The experience with outsourcing is, most typically, for routine activity. There are many examples, however, where strategic outsourcing is used for ‘high value’ activity including the development and maintenance of cutting edge technology within very successful organizations. Outsourcing includes the delivery of products where the outcomes are goods that are of a minimum acceptable quality. Outsourcing also extends to services where the outcomes include key performance indicators (KPIs), which are measurable based on a set of predetermined criteria. In the outsourcing of product components the value is measured by the quality of the tangible goods over a period of time. Service delivery though, is often measured through a ‘moment of value’. It is only during the encounter (or moment of value) between the service provider and the buyer that value is perceived.
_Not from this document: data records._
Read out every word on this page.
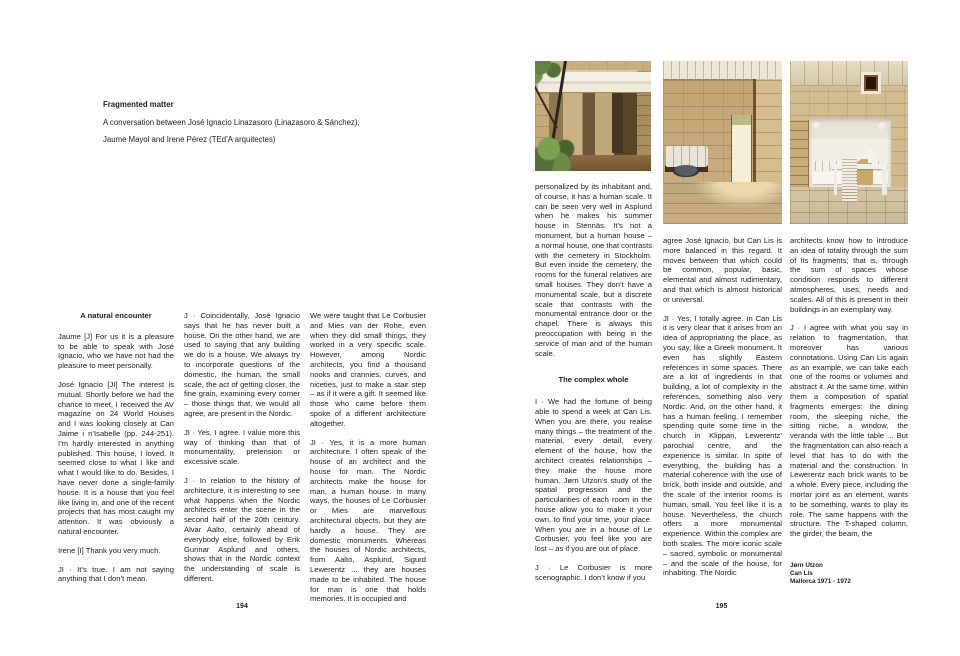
Fragmented matter
A conversation between José Ignacio Linazasoro (Linazasoro & Sánchez),
Jaume Mayol and Irene Pérez (TEd’A arquitectes)
A natural encounter

Jaume [J] For us it is a pleasure to be able to speak with José Ignacio, who we have not had the pleasure to meet personally.

José Ignacio [JI] The interest is mutual. Shortly before we had the chance to meet, I received the AV magazine on 24 World Houses and I was looking closely at Can Jaime i n’Isabelle (pp. 244-251). I’m hardly interested in anything published. This house, I loved. It seemed close to what I like and what I would like to do. Besides, I have never done a single-family house. It is a house that you feel like living in, and one of the recent projects that has most caught my attention. It was obviously a natural encounter.

Irene [I] Thank you very much.

JI · It’s true. I am not saying anything that I don’t mean.

J · Coincidentally, José Ignacio says that he has never built a house. On the other hand, we are used to saying that any building we do is a house. We always try to incorporate questions of the domestic, the human, the small scale, the act of getting closer, the fine grain, examining every corner – those things that, we would all agree, are present in the Nordic.

JI · Yes, I agree. I value more this way of thinking than that of monumentality, pretension or excessive scale.

J · In relation to the history of architecture, it is interesting to see what happens when the Nordic architects enter the scene in the second half of the 20th century. Alvar Aalto, certainly ahead of everybody else, followed by Erik Gunnar Asplund and others, shows that in the Nordic context the understanding of scale is different.

We were taught that Le Corbusier and Mies van der Rohe, even when they did small things, they worked in a very specific scale. However, among Nordic architects, you find a thousand nooks and crannies, curves, and niceties, just to make a stair step – as if it were a gift. It seemed like those who came before them spoke of a different architecture altogether.

JI · Yes, it is a more human architecture. I often speak of the house of an architect and the house for man. The Nordic architects make the house for man, a human house. In many ways, the houses of Le Corbusier or Mies are marvellous architectural objects, but they are hardly a house. They are domestic monuments. Whereas the houses of Nordic architects, from Aalto, Asplund, Sigurd Lewerentz ... they are houses made to be inhabited. The house for man is one that holds memories. It is occupied and

194

personalized by its inhabitant and, of course, it has a human scale. It can be seen very well in Asplund when he makes his summer house in Stennäs. It’s not a monument, but a human house – a normal house, one that contrasts with the cemetery in Stockholm. But even inside the cemetery, the rooms for the funeral relatives are small houses. They don’t have a monumental scale, but a discrete scale that contrasts with the monumental entrance door or the chapel. There is always this preoccupation with being in the service of man and of the human scale.

The complex whole

I · We had the fortune of being able to spend a week at Can Lis. When you are there, you realise many things – the treatment of the material, every detail, every element of the house, how the architect creates relationships – they make the house more human. Jørn Utzon’s study of the spatial progression and the particularities of each room in the house allow you to make it your own, to find your time, your place. When you are in a house of Le Corbusier, you feel like you are lost – as if you are out of place.

J · Le Corbusier is more scenographic. I don’t know if you

agree José Ignacio, but Can Lis is more balanced in this regard. It moves between that which could be common, popular, basic, elemental and almost rudimentary, and that which is almost historical or universal.

JI · Yes, I totally agree. In Can Lis it is very clear that it arises from an idea of appropriating the place, as you say, like a Greek monument. It even has slightly Eastern references in some spaces. There are a lot of ingredients in that building, a lot of complexity in the references, something also very Nordic. And, on the other hand, it has a human feeling. I remember spending quite some time in the church in Klippan, Lewerentz’ parochial centre, and the experience is similar. In spite of everything, the building has a material coherence with the use of brick, both inside and outside, and the scale of the interior rooms is human, small. You feel like it is a house. Nevertheless, the church offers a more monumental experience. Within the complex are both scales. The more iconic scale – sacred, symbolic or monumental – and the scale of the house, for inhabiting. The Nordic

architects know how to introduce an idea of totality through the sum of its fragments; that is, through the sum of spaces whose condition responds to different atmospheres, uses, needs and scales. All of this is present in their buildings in an exemplary way.

J · I agree with what you say in relation to fragmentation, that moreover has various connotations. Using Can Lis again as an example, we can take each one of the rooms or volumes and abstract it. At the same time, within them a composition of spatial fragments emerges: the dining room, the sleeping niche, the sitting niche, a window, the veranda with the little table ... But the fragmentation can also reach a level that has to do with the material and the construction. In Lewerentz each brick wants to be a whole. Every piece, including the mortar joint as an element, wants to be something, wants to play its role. The same happens with the structure. The T-shaped column, the girder, the beam, the

Jørn Utzon
Can Lis
Mallorca 1971 - 1972
195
Outsourcing is loosely defined as the use of a third party to perform tasks normally performed independently (within the organization). This idea is not new. In fact, the combination of outside expertise and internal resourcing to perform selected tasks is commonly used and has been around for a very long time. The regular use of outsourcing for the IT function, on the other hand, is a development that is relatively recent and that is in line with the use and commoditization of selected IT components over the past few decades.

Value provided in an IT outsourcing situation is generally not available until both the supplier and buyer are interacting; where the quality is subjective and quite difficult to measure fairly. The definition and subsequent measurement of value from the provision of services in the IT function therefore need to be agreed and determined via specific measurement criteria such as system downtime, transaction response times, help-desk support and other functions that support the IT function to deliver its contribution to the organizational processes. This becomes a risk factor when organizations have inadequate resources and are unprepared to measure the delivery of the supplier’s services in this way. Suppliers, on the other hand, often take advantage of this inadequacy by reducing the level of service and accept some of the uneven trade in exchange for the increased possibility of unwanted events (risks) such as the delivery of unsatisfactory results for larger profit. This, however, jeopardizes both the supplier and the buyer as both parties are now confronted by higher risk exposure!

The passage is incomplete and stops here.